The other issue with FND is that symptoms can come and go; this is a relief as I get some much-needed respite. But come on quickly and without warning at other times, and when they do, I need to retell my story and jump through all the hoops before I get the correct treatment. 

WHERE I AM AT NOW

So currently, I am sitting in a hospital, day 12. We have a plan that will get me out of the hospital in the next few weeks and a plan that should stabilise my gait and have less reliance on mobility aides over the next 2-3months. I currently do 2-3hours of allied health supervised physical therapy per day, from the basics, of learning to get out of my bed and car safely, to strengthening exercises to stabilise my core and legs to extremely simplified brain exercises, where I am learning to walk again and retrain my brain in the correct movement patterns required to mobilise on my own safely.

‘FND, the symptoms become ‘stuck’ in a ‘pattern’ in the nervous system. That ‘pattern’ is reflected in altered brain functioning.
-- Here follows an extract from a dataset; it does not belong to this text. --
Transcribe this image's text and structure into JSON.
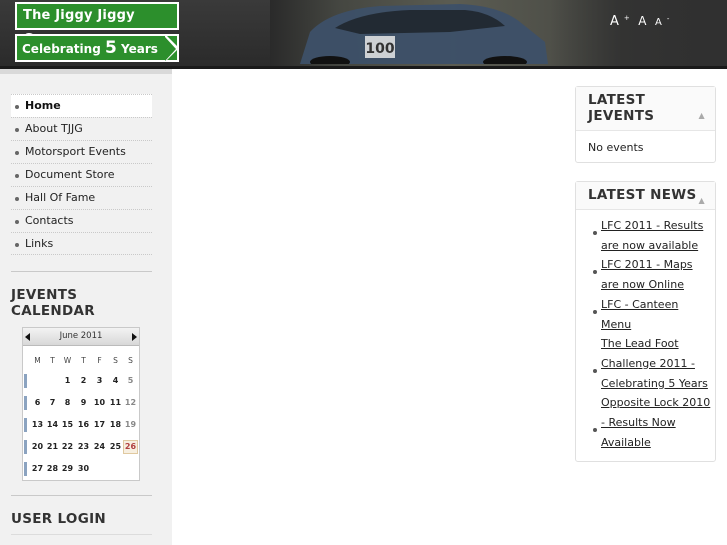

The result is a genuine and disabling problem that the patient cannot control. Treatment aims to ‘retrain the brain’, for example, by unlearning abnormal and dysfunctional movement patterns and relearning normal movement. One way of thinking about FND is looking at it like a ‘software’ problem on a computer. The ‘hardware’ is not damaged, but there is a problem with the ‘software’, so the computer doesn’t work correctly.’ (https://rarediseases.org/rare-diseases/fnd/)

The following steps are, for me, the scary ones; for some people with FND, the symptoms don’t go away, and some people with FND will remain in a wheelchair or need mobility assistance for the remainder of their life. This is my sixth episode in seven years, resulting in hospitalisation and an extensive rehabilitation program to retrain and rewire my brain. Honestly, I am not looking forward to the eighth, and I am searching for an avenue to slow down and reduce my flare-ups. 

Although I have had considerable relief with my pain specialist (50% reduction in pain over the past 18 months) with the addition of the spinal cord stimulator, the reduction in tremors and FND symptoms has mainly been a fluke (or a side effect.) This single method treatment method (acknowledging that I still see physiotherapy at the gym and walk 10-20km per week when I am well) can not be my golden ticket, and I need to focus on holistically more elements of my treatment. 

So the current plan is to work with a social worker at the hospital, link in OT & Physio, develop a treatment plan that will be sustainable in the community, explore whether I need external support long-term (parking permits, NDIS etc.) and finally admit to myself that I need to regularly see a Neurologist as part of my regular treating team. 

I need to realise that people want to help me and that I am a time, my biggest roadblock, instilling the Aussie male persona of ‘she’ll be right.’ I have built a career in supporting and caring for others, which is a strong point at home with the family. However, I constantly fail at asking for and receiving help from those in my network.

Definitely something to ponder and a start of a new journey for me.